(Infra, q. 114, a. 4; III Cont. Gent., cap. CII, CIII; De Pot., q. 6, a. 3, 4; Compend. Theol., cap. CXXXVI; Opusc.XI, Resp. de XXXVI Artic., a. 15, 16, 18; in Ioan, cap. X, lect. V).
O quarto discute-se assim. — Parece que os anjos podem fazer milagres.
1. — Pois, como diz Gregório, chamam-se virtudes os espíritos pelos quais mais freqüentemente se fazem presságios e os milagres.
2. Demais. — Como diz Agostinho, os magos fazem milagres por contratos privados; os bons Cristãos, por pública justiça; os maus Cristãos, por sinais da justiça publica. Ora, os magos fazem milagres por serem ouvidos pelos demônios, como o mesmo autor diz, no mesmo livro. Logo, os demônios podem fazer milagres e com maior razão os anjos bons.
3. Demais. — Como Agostinho diz, crê-se que as coisas visivelmente feitas, mesmo pelas potestades inferiores do ar, podem ser feitas, sem absurdo. Ora, dizemos que há milagre, quando um efeito das causas naturais é produzido sem dependência da causa; p. ex., quando alguém sara de febre, sem ser por operação da natureza. Logo, os anjos e os demônios podem fazer milagres.

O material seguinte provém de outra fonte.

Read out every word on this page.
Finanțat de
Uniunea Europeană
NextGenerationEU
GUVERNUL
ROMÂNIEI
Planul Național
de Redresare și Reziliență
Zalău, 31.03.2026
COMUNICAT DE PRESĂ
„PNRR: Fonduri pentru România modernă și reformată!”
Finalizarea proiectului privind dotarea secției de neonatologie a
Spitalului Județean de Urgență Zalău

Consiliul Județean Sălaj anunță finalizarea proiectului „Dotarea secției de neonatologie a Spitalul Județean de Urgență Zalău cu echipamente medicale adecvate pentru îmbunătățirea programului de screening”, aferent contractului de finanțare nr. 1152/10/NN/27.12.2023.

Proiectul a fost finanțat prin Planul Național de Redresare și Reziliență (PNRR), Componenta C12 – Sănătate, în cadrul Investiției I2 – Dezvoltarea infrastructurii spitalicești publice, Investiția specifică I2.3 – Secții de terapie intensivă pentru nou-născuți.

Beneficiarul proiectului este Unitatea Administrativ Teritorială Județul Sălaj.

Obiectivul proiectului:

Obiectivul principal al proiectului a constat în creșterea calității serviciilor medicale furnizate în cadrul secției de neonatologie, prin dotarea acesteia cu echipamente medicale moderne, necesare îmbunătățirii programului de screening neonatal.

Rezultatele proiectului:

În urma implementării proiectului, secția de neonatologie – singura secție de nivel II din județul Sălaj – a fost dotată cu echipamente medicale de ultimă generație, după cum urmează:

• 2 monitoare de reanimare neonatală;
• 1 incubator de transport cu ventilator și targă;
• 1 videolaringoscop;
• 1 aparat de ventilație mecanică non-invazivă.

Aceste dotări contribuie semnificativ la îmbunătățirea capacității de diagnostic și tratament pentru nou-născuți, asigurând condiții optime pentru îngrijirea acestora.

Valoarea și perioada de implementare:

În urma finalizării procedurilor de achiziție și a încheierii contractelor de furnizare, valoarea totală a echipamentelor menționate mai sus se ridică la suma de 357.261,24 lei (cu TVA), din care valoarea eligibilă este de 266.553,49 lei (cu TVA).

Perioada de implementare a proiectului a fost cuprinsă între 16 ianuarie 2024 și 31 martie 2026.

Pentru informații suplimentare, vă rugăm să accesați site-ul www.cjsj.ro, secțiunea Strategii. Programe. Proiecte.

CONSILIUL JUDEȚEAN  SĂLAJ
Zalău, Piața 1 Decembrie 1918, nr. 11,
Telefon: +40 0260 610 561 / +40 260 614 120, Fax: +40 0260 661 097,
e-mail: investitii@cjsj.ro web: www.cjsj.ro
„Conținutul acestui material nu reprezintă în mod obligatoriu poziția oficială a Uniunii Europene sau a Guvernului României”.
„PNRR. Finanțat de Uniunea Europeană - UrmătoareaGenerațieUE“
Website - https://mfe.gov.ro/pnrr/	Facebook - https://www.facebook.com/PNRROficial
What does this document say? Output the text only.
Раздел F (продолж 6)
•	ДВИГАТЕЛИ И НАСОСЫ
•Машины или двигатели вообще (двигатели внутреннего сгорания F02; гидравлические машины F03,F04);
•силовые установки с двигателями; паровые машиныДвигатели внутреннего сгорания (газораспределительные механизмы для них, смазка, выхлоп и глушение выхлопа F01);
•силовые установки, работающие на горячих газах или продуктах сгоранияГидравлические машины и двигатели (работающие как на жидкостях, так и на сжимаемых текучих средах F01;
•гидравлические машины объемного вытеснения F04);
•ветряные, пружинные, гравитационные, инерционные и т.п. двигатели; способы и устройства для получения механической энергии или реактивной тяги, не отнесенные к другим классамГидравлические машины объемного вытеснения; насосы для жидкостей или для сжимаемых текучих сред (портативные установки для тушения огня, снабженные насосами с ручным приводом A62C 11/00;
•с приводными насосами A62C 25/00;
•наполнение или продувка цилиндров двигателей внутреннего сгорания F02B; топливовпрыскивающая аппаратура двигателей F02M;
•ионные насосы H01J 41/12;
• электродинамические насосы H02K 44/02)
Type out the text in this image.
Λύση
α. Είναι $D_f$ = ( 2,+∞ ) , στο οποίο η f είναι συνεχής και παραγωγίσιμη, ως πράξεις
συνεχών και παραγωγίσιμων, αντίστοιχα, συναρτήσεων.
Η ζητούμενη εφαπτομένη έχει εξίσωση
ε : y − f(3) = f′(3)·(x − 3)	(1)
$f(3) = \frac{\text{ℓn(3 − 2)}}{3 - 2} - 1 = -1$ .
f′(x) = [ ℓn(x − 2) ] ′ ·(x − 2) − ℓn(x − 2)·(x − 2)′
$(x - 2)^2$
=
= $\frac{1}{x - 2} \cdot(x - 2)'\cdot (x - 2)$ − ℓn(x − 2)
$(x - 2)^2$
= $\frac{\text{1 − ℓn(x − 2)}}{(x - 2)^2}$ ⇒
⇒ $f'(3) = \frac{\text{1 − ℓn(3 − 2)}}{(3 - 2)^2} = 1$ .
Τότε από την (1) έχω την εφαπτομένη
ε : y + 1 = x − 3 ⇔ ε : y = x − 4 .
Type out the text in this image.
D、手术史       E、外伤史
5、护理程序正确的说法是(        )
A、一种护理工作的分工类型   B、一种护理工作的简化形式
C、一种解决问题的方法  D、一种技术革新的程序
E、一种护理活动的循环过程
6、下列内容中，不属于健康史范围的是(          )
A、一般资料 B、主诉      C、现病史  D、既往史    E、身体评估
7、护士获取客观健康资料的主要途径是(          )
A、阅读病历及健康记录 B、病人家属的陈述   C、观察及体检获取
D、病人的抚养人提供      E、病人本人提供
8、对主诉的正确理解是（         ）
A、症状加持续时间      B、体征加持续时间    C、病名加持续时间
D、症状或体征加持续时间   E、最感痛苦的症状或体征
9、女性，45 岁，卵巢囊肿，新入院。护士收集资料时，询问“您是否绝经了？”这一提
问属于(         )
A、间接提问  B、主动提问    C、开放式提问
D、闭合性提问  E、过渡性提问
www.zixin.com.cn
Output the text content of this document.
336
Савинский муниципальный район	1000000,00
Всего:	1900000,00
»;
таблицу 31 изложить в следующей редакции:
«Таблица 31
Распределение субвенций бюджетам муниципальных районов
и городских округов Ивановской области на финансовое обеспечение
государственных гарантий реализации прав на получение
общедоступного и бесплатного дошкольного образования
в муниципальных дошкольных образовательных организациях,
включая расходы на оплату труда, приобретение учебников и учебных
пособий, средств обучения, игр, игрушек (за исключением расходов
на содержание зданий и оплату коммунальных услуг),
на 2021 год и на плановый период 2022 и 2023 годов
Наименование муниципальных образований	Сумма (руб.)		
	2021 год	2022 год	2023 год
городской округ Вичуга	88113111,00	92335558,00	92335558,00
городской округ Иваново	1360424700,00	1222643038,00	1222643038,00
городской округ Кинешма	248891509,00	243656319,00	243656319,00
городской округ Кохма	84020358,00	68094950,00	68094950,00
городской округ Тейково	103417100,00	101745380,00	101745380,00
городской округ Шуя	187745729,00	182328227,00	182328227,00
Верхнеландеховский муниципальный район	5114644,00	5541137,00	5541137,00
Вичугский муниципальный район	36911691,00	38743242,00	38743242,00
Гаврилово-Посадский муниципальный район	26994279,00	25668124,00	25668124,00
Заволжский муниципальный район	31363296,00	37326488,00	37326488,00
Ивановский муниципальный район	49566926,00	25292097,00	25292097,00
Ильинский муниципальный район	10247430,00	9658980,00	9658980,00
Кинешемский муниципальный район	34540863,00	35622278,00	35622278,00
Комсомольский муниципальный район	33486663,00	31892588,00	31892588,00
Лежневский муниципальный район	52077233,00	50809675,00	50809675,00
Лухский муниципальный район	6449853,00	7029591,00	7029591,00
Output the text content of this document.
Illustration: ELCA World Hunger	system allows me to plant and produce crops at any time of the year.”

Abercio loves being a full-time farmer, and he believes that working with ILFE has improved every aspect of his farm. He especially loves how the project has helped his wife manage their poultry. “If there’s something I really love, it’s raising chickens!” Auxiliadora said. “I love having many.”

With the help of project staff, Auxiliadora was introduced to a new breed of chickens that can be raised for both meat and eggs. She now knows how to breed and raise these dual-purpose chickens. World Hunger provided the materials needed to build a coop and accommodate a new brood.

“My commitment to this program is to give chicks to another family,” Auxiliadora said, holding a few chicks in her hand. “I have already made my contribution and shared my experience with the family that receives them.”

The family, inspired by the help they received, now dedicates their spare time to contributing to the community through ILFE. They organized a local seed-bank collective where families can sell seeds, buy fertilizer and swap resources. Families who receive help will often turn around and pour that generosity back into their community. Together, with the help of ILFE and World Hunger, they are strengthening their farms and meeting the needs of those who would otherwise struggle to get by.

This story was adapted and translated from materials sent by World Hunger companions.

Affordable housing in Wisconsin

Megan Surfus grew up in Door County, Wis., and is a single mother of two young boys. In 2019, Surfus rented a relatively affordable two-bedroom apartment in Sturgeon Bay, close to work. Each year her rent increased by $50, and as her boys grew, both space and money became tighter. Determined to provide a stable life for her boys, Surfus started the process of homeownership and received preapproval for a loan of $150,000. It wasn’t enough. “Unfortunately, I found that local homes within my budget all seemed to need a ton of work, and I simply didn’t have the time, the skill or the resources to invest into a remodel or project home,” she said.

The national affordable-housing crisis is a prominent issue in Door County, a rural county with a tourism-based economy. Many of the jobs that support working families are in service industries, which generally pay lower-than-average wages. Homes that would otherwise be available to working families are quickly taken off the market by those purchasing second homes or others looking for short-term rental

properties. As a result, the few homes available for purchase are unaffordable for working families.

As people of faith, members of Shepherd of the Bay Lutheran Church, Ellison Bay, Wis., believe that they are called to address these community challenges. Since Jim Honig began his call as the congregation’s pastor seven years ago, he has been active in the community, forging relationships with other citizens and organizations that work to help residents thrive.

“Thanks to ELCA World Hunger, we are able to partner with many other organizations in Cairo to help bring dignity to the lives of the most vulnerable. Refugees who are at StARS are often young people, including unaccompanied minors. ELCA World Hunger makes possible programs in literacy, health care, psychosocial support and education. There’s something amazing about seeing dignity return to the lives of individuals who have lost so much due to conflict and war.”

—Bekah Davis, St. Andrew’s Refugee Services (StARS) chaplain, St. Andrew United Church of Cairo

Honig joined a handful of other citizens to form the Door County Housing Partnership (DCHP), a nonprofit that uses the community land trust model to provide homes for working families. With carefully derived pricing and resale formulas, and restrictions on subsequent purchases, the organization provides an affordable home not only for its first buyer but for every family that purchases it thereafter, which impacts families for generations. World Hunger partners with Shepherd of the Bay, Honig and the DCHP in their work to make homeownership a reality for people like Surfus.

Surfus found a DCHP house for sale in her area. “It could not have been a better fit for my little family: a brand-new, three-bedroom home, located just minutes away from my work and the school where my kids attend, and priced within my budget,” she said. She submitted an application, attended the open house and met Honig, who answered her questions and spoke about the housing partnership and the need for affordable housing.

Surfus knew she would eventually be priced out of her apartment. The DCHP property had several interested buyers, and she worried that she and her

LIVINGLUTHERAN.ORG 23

4. Demais. — A virtude superior não esta sujeita à ordem da causa inferior. Ora, a natureza corpórea é inferior ao anjo. Logo, este pode operar fora da ordem dos agentes corpóreos, o que é fazer milagres.
Mas, em contrário, diz a Escritura, de Deus (Sl 135, 4): O que faz grandes maravilhas só.
Solução. — Diz-se que há propriamente milagre, quando alguma coisa se realiza, contra a ordem da natureza. Não basta porém para a existência do milagre que alguma coisa se faça contra a ordem de alguma natureza particular; pois então quem atirasse uma pedra para cima faria milagre, por isso contra a ordem da natureza da pedra. Chama-se, portanto, milagre ao que se faz contrariamente à ordem de toda a natureza criada. Ora, isso Deus apenas pode fazer; porque tudo quanto fizer o anjo, ou qualquer natureza criada, por virtude própria, fa-lo-á conforme à ordem da natureza criada e então não é milagre. Donde se conclui que só Deus pode fazer milagres.
Donde a resposta à primeira objeção. — Diz-se que certos anjos fazem milagres ou porque por desejo deles Deus os faz, assim como também se diz que os santos os fazem; ou porque desempenham certas funções, nos milagres, p. ex., reunindo as cinzas, na ressurreição geral, ou fazendo coisas semelhantes.
Resposta à segunda. — Chamam-se milagres, simplesmente falando, segundo já disse, as coisas feitas contra a ordem de toda a natureza criada. Mas, como não nos é conhecida toda a virtude da natureza criada, por isso dizemos que para nós há milagre quando alguma coisa é feita contra a ordem da natureza criada, que conhecemos, por alguma virtude criada, que ignoramos. Assim não é milagre, em si mesmo, mas só para nós, qualquer coisa que os demônios façam por virtude natural; sendo desse modo que os magos fazem milagres, por meio dos demônios. E diz-se que isso se faz por contratos privados porque qualquer virtude criada está para o universo como a virtude de qualquer pessoa privada está para a cidade. Por onde, quando um mago faz qualquer coisa, por pacto concluído com o demônio, faz tal por um como contrato privado. A justiça divina porém está para todo o universo, como a lei pública, para a cidade. E por isso, diz-se que os bons Cristãos, quando fazem milagres, por meio da justiça divina, fazem-nos por justiça pública. Ao passo que os maus Cristãos os fazem pelos sinais da justiça pública, invocando o nome de Cristo ou empregando certos sacramentos.
Resposta à terceira. — As potestades espirituais podem fazer coisas viáveis neste mundo, empregando germes corpóreos, por meio do movimento local.
Resposta à quarta. — Embora os anjos possam fazer coisas contra a ordem da natureza corpórea, não podem entretanto fazer nada contra a ordem de toda a criatura; o que é exigido para a existência do milagre, como já se disse.